There is another transform technique that you may come across if you delve deeper into the mathematics of steganography called the wavelet transform, which is very similar in concept to the Fourier transform.

Spread-Spectrum Encoding

Spread-spectrum encoding is the method of hiding a small or narrow-band signal, a message, in a larger cover signal. The foundation of this process begins with a spread-spectrum encoder. The encoder works by modulating a narrowband signal over a carrier. The carrier signal is continually shifted using a noise generator and a secret key that makes the noise seem random. The message is embedded in the existing noise of the carrier signal, spreading the narrow signal over a wide area. This decreases the density of the hidden signal and makes it much more difficult to detect within the overall carrier signal.

Spread-spectrum encoding allows for very high data rates because messages can be compressed before being encoded in the carrier signal. Redundant data can also be added to the signal for error correction. Spread-spectrum is usually very robust because the addition of noise does not usually destroy the message. However, it is possible to remove the message with noise reduction filters, which would be used by the intended recipient to extract the message.

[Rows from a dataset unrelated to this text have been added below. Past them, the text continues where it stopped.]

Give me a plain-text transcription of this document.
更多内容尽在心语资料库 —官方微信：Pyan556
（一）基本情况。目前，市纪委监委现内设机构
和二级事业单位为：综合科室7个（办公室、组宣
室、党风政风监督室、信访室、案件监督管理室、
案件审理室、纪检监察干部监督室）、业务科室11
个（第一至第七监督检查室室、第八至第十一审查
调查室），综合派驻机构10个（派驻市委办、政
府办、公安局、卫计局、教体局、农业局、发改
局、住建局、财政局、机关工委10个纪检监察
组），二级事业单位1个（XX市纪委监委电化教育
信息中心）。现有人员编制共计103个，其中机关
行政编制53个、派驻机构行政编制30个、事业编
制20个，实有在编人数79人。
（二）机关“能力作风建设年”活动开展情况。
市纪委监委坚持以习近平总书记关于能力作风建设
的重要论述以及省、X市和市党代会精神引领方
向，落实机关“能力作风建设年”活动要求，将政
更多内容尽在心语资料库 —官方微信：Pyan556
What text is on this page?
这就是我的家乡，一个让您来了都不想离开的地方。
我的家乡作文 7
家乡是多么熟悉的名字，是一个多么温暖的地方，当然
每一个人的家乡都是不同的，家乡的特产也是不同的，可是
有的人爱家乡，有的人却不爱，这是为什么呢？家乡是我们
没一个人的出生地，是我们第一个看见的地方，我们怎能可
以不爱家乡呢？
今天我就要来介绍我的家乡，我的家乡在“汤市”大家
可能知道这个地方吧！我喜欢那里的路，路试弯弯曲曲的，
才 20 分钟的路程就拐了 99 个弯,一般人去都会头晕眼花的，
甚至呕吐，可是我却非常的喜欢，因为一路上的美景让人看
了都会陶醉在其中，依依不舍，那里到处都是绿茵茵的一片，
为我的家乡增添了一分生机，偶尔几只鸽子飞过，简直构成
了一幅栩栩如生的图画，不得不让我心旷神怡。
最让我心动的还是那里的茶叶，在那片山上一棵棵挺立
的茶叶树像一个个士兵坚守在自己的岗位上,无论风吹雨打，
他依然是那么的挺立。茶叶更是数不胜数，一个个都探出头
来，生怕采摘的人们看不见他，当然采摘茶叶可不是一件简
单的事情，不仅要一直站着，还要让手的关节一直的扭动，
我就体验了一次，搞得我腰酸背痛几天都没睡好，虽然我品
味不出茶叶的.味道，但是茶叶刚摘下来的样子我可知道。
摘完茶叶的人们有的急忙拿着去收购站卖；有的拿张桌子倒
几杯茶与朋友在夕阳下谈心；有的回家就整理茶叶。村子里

Spread-spectrum encoding is a very good method of steganography because of its difficulty to detect; if it is detected, it is usually more difficult to decipher because the attacker would also need the secret key used to encode the message.

Perceptual Masking

This form of steganography occurs when one signal or sound becomes imperceptible to the observer because of the presence of another signal. This method also exploits the weaknesses of the human visual and auditory systems. A common example that almost everyone has seen is in spy films where someone is trying to communicate with someone else in a room they know is bugged. Usually the secret agent will turn up the stereo, run the shower, or do some other innocent (but noisy) task that allows a whispered conversation to take place without being heard.